With their staffs the soldiers dealt with first one
then the other, breaking their weakened legs
hastening their death—pulled them from the beams
and buried their bodies in the hollowed earth.                [50]

But when they saw Him who died for our sins
hanging there, spared a lingering death and its
suffering, they did no further violence
but only marvelled he’d departed his life
so fast, admired the wisdom in his pale face.                   [55]
Some even said they glimpsed beings hovering in the air
a skybright entourage of youths around him
in glittering white robes, hovering above
catching the blood that dripped from his wounds
in chalices and carrying it back to heaven.                      [60]
Only one dared to wield a spear of iron—
bad Longinus—to violate his holy body
deeply piercing his ribs with his long spear
The iron tip heated as it drained holy blood
and a two-coloured flood gushed from the wound          [65]
formed of clear water and showering scarlet
washing the ground and reddening the grass.
------------

The two mentioned in line 45 are, of course, the two thieves crucified on either side of Jesus. The soldiers in line 47 finish off the not-quite-dead crucified with hastilia, that is, with the long spears or javelins carried by a more senior military officer. A hastile was not a throwing-spear (that was a pilum) but a longer staff carried by higher ranks of officer and symbolic of those ranks, although it could also be used as a weapon if need be. Breaking the legs of the crucified was a usual Roman practice to hasten death: they even had a word for it—crurifragium.
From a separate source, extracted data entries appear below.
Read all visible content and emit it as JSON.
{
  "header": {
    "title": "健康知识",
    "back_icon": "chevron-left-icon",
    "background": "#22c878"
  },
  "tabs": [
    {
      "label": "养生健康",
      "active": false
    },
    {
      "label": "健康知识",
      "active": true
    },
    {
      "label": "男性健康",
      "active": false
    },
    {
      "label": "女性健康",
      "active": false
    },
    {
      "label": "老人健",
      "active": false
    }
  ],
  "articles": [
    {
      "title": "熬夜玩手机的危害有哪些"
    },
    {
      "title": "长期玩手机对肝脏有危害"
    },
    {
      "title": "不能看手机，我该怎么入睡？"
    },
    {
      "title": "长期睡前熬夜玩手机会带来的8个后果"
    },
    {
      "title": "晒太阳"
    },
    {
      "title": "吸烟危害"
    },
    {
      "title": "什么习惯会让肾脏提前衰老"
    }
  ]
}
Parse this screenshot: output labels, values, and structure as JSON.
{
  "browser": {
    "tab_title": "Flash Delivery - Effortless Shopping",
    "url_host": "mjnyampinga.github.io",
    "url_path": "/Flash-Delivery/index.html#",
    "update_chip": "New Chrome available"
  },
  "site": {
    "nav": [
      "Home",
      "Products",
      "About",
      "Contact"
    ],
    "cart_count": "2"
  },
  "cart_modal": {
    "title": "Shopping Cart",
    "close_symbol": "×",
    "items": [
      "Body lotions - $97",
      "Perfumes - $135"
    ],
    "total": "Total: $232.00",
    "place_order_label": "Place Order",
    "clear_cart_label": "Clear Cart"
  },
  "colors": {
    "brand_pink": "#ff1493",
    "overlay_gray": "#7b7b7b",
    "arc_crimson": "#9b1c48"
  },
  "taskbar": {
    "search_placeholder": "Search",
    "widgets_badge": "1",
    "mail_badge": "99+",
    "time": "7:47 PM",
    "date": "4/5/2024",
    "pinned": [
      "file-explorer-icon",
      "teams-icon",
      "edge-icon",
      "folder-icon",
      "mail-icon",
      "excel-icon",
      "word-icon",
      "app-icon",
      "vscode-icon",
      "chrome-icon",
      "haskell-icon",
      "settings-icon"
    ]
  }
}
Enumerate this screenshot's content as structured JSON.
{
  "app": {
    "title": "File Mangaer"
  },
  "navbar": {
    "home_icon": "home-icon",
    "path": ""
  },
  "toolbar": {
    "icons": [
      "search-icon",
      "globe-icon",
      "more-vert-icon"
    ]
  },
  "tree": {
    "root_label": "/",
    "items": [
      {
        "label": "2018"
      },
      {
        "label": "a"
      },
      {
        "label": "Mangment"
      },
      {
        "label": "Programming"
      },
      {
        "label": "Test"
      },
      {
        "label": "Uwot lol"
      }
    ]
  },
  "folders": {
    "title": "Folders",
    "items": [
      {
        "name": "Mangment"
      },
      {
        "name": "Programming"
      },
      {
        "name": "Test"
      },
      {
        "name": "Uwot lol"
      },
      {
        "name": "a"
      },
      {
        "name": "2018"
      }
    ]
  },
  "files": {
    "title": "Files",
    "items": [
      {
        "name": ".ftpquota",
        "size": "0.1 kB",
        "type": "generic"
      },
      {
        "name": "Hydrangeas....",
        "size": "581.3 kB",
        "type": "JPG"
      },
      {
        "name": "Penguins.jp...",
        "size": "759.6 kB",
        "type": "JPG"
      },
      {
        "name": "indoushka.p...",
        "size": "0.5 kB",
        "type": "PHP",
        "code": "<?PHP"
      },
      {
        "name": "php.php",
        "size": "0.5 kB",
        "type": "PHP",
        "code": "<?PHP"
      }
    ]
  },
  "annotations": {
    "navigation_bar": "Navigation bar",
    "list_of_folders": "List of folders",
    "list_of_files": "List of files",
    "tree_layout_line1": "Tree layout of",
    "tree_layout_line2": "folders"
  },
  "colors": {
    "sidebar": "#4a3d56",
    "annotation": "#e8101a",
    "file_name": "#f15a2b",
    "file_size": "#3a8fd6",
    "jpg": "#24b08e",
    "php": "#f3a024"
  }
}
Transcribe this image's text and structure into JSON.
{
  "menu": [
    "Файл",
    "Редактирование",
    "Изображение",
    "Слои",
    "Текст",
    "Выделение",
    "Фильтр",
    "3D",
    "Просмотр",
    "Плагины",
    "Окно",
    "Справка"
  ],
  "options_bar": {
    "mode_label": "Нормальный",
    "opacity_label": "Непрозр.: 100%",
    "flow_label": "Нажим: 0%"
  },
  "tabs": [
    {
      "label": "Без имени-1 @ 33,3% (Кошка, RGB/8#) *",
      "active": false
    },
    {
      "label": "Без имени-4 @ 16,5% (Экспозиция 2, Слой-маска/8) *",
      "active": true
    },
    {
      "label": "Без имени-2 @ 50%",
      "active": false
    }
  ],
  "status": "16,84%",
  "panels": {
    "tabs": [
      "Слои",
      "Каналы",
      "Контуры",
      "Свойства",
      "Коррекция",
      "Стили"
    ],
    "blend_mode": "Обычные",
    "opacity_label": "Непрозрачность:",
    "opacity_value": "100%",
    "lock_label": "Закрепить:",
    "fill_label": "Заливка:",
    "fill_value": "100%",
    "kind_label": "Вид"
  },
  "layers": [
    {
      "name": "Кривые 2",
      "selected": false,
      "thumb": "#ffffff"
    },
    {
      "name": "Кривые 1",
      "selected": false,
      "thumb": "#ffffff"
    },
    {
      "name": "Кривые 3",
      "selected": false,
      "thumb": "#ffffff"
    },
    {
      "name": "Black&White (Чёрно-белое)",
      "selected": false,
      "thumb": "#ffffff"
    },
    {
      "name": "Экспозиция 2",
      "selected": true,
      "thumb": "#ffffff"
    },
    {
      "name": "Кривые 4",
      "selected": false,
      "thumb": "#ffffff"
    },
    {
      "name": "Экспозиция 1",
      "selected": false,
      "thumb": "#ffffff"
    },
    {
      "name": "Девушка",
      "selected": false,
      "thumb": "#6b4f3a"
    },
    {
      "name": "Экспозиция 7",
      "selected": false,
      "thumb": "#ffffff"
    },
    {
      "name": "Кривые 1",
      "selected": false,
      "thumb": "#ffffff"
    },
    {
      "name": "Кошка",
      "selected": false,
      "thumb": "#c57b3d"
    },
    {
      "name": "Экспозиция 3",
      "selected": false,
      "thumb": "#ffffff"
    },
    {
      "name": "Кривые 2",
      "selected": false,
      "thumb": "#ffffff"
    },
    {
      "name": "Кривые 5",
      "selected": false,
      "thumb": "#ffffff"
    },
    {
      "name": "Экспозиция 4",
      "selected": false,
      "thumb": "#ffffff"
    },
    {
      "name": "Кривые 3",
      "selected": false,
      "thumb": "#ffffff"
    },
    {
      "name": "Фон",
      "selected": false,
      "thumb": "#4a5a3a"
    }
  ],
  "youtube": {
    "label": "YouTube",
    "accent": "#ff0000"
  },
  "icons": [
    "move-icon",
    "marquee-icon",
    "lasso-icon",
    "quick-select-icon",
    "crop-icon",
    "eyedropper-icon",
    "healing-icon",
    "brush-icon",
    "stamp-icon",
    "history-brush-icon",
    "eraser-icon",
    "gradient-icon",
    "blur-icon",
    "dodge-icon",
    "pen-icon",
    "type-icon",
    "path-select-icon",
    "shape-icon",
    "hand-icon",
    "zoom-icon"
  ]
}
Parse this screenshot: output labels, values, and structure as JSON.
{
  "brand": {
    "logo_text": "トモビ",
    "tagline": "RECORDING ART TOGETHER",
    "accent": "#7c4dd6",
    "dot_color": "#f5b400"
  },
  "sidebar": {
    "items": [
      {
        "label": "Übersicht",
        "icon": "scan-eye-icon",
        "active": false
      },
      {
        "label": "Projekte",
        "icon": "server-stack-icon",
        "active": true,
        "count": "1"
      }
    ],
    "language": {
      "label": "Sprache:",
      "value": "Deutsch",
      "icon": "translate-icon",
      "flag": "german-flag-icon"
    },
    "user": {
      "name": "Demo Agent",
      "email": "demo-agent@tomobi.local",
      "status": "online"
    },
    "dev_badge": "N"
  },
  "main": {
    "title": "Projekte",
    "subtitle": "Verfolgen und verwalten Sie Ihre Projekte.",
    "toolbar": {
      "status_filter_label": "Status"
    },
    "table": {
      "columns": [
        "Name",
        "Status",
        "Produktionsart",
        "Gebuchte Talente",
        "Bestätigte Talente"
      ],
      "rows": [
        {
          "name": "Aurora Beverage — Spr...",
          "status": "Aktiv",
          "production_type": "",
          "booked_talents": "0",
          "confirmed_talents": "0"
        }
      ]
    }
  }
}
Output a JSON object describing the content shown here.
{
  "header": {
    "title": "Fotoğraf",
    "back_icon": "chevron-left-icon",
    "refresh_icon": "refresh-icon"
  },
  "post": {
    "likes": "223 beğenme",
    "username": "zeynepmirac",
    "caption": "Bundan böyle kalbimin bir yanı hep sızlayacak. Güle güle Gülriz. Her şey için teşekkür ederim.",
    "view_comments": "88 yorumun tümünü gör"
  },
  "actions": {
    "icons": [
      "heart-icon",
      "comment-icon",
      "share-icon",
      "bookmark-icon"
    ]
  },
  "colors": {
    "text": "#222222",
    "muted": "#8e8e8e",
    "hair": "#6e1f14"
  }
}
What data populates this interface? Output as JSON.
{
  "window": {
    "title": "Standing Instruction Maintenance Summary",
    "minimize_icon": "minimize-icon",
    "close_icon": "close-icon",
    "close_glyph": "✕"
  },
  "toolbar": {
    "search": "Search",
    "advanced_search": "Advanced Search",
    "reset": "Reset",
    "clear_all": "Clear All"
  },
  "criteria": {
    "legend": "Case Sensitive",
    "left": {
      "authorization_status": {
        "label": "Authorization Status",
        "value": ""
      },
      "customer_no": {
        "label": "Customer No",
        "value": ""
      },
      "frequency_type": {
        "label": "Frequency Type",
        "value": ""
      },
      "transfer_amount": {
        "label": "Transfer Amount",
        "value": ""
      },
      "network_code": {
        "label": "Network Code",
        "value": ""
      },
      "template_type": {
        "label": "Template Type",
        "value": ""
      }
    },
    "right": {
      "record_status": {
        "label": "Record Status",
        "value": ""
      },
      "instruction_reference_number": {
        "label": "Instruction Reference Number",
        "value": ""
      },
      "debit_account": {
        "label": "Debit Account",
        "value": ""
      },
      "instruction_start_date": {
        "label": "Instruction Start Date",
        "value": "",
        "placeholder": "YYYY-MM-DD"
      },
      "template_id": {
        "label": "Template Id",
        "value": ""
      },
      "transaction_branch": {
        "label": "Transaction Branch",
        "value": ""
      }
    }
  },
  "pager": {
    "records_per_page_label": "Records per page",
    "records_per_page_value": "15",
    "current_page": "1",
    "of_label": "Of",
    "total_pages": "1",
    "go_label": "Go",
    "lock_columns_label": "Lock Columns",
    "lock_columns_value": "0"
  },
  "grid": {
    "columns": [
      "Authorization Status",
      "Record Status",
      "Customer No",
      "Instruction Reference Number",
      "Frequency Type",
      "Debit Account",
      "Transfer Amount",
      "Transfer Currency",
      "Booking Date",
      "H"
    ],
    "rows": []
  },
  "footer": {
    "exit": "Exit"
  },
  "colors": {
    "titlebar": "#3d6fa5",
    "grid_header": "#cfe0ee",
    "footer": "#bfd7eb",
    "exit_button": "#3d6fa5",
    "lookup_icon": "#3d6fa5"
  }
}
Then Vida gives us the celebrated ‘Spear of Destiny’: mentioned in the Gospel of John (19:31–37), though not the Synoptic Gospels. To make sure that he was dead, a Roman soldier (not named in John, although later tradition identified him as Longinus) stabbed Jesus in the side:
One of the soldiers pierced his side with a lance (λόγχη), and immediately there came out blood and water. [John 19:34]
This double-stream is of the greatest importance to Catholic doctrine:
The phenomenon of blood and water was considered a miracle by Origen. Catholics, while accepting the biological reality of blood and water as emanating from the pierced heart and body cavity of Christ, also acknowledge the allegorical interpretation: it represents one of the main key teachings/mysteries of the Church, and one of the main themes of the Gospel of Matthew, which is the homoousian interpretation adopted by the First Council of Nicaea, that ‘Jesus Christ was both true God and true man.’ The blood symbolizes his humanity, the water his divinity. A ceremonial evocation of this is found in a Catholic Mass: The priest pours a small amount of water into the wine before the consecration, an act which acknowledges Christ's humanity and divinity and recalls the issuance of blood and water from Christ's side on the cross.
Longinus gets his name from the Gospel of Nicodemus (the name is probably Latinized from the Greek λόγχη, the word used for the lance mentioned in John). According to later Christian tradition the miraclulous blood-and-water stream prompted him to reform his wicked (ignobilis, line 62) ways and become not only a Christian but, eventually, a saint. There's a splendidly outré statue of Saint Longinus, by Bernini, in Saint Peter's Basilica: you can see him holding his hastile:



The Spear of Destiny (my sensibility has been so shaped by 1980s pop music as to prefer this appellation to the more standard ‘Holy Lance’) was a notable medieval relic. It's in the Vatican today. Which is to say one of it is. In 1357 Sir John Mandeville reported having seen the blade of the Holy Lance both at Paris and at Constantinople, and that the latter was a much larger relic than the former. Other lances are held at Nuremberg, in Armenia, in Instanbul and elsewhere.

At the head of this post: a fresco by Fra Angelico (c 1440), in the Dominican monastery at San Marco, Florence, showing the lance piercing the side of Jesus on the cross.